The New Friend Poison
It’s not easy to make friends. The first part, liking people, is easy. They’re so outgoing, so lifelike, so helpful. But how do you cement the tenuous connection? How do you stop the dewdrops of a pleasant conversation from evaporating?
When I worked in the fine dining industry, one approach was Fernet Branca, a repulsive liqueur that tastes like brushing your teeth after drinking coffee hexed by a witch. It was our social connection mechanism. If you liked somebody, you had a Fernet together. If you didn’t like them, it was also the decent thing to do.
Nobody knew for sure, I think, whether we liked the taste. It is the bitterest comestible available, within reason. While one might surmise that we drank it to signal that we had cool, elevated sensibilities, that’s a little simple. It leaves out this crucial aspect: Fernet is an instant exercise in shared experience. Its taste is so bracing, so singular, that it railroads your consciousness into a place where it is the only thing.
Sipping a glass of merlot with someone is a low-intensity collective sensation, like gazing at a landscape painting together. Throwing back Fernet in a group is like you’re all leaping out of an airplane.
It colors my memory from the whole period. Briefly, I dated someone who occasionally put Fernet on her cheerios. Though we were fond of each other, I was too depressed to escape my bed unless required, so the relationship came to a quick end.

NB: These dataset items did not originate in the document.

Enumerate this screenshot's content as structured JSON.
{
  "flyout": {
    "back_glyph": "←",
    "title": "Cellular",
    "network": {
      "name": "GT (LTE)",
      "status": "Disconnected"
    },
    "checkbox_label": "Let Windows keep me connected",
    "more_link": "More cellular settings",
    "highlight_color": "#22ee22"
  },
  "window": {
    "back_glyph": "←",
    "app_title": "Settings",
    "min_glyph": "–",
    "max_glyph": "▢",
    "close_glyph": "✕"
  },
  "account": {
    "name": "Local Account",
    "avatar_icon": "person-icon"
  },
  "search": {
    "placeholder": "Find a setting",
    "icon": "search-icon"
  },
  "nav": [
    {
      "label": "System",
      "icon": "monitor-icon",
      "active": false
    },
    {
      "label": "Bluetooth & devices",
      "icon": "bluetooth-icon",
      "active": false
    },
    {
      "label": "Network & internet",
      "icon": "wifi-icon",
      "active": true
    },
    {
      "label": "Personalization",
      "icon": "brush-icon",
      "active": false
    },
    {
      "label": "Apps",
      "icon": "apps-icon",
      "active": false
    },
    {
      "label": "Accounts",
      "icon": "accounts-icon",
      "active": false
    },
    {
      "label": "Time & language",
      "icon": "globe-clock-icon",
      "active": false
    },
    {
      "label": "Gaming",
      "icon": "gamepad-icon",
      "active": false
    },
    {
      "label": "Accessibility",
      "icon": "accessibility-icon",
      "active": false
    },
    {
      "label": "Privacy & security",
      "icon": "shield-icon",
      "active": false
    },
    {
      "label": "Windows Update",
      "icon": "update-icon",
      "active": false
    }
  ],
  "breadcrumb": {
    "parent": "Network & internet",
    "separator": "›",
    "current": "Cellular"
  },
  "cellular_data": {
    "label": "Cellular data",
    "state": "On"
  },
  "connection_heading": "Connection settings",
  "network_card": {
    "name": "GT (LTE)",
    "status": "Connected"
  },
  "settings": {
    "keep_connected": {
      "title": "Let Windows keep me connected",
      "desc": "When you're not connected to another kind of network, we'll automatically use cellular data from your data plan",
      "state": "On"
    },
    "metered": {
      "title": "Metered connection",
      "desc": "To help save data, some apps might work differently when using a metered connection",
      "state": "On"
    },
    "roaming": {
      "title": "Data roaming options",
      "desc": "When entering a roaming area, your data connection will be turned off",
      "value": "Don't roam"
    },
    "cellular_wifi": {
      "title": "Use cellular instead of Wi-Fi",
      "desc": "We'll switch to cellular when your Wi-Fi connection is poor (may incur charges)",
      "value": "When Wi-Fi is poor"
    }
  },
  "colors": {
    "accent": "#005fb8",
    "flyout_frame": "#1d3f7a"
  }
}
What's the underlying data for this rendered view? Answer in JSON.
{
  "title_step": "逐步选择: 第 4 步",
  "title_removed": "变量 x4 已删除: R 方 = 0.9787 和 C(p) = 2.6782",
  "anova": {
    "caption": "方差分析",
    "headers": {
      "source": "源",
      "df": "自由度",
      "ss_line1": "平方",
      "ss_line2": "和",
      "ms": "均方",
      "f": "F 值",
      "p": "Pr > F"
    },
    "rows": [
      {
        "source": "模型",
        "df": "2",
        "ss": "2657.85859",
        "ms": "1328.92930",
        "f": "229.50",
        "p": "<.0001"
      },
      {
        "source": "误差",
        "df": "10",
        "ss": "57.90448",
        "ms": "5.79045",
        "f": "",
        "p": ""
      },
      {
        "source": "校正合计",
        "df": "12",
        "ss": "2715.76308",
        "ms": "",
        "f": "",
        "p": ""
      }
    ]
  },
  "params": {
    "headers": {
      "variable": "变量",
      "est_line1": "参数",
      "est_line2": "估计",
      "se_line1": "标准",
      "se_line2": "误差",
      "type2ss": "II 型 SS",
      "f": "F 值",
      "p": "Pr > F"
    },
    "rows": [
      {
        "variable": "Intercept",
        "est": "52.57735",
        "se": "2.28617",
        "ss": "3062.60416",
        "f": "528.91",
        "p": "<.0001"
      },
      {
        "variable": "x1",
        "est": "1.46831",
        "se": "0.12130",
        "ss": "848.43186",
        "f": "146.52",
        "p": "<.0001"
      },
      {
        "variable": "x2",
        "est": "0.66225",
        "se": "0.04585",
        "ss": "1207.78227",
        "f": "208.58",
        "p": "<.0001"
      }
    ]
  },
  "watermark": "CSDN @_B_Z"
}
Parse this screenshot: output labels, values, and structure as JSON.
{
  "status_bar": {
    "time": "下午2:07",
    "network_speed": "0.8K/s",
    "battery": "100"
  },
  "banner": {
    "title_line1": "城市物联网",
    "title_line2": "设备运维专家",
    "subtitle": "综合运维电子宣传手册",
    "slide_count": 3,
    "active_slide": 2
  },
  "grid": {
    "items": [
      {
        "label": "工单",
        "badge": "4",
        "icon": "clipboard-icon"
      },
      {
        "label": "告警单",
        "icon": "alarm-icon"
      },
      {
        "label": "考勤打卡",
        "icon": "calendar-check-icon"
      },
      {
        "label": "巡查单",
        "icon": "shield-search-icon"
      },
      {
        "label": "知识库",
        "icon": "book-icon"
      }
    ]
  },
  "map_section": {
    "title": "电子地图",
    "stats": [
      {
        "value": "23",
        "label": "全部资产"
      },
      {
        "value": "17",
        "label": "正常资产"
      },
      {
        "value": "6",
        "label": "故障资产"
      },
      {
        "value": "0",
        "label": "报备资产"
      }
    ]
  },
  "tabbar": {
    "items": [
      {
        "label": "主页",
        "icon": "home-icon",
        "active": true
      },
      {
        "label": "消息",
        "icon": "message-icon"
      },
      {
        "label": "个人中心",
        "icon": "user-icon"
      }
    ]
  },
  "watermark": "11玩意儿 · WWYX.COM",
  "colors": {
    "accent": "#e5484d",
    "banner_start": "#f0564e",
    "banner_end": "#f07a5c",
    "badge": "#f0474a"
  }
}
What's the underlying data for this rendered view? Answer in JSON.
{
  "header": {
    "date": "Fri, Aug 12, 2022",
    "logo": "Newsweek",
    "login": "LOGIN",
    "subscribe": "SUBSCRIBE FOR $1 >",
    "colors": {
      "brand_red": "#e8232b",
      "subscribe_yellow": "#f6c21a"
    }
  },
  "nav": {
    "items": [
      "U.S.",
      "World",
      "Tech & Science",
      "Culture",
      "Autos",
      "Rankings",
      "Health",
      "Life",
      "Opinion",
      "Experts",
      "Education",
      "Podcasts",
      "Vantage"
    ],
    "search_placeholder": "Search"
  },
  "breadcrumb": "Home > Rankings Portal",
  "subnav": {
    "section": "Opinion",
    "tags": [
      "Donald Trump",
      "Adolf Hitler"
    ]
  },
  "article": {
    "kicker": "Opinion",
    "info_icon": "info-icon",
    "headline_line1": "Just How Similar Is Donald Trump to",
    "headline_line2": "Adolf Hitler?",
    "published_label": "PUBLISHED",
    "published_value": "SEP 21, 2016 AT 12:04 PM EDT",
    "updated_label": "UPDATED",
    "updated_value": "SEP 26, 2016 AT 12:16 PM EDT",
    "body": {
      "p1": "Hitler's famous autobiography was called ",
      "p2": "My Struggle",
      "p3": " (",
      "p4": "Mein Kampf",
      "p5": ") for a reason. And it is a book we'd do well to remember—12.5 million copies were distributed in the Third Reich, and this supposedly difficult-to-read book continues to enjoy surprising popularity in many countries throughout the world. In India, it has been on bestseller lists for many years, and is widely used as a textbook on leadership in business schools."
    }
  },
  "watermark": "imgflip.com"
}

Later, I was on the dance floor with her new boyfriend, who remarked on the equine quality of my dance moves, and then discoursed at me about the world market in horse sperm.
Fernet went very well with that kind of absurd pathos. Argentinians also have it with Coke, and I agree that this is a good way to accommodate its intense herbaceous qualities. It also does interesting things to an espresso. Additionally, I’d recommend the Toronto cocktail, a sort of quirky cousin to the Manhattan, which is eight parts rye, one part Fernet, one part simple syrup, and a dash of angostura.
According to the literature, Fernet’s full recipe is a secret, but disclosed ingredients include ferox, bitter orange, chamomile, cardamom, cinchona bark, cinnamon, galangal, gentian, iris, laurel, laraha, linden, myrrh, zedoary and saffron. Let it be known that I don’t know what half of those are.
Someday, I will introduce my new friends to my old poison, or perhaps my new friends will offer me a new poison, which will become the poison of my contemporary personality.
Fernet Branca is not to be confused with Branca Menta, its sister product, which is more pleasing. If you’re looking for a fine after-dinner drink, try Branca Menta combined with bourbon in a 1:1 ratio, stirred over ice and served up, ideally in a coupe.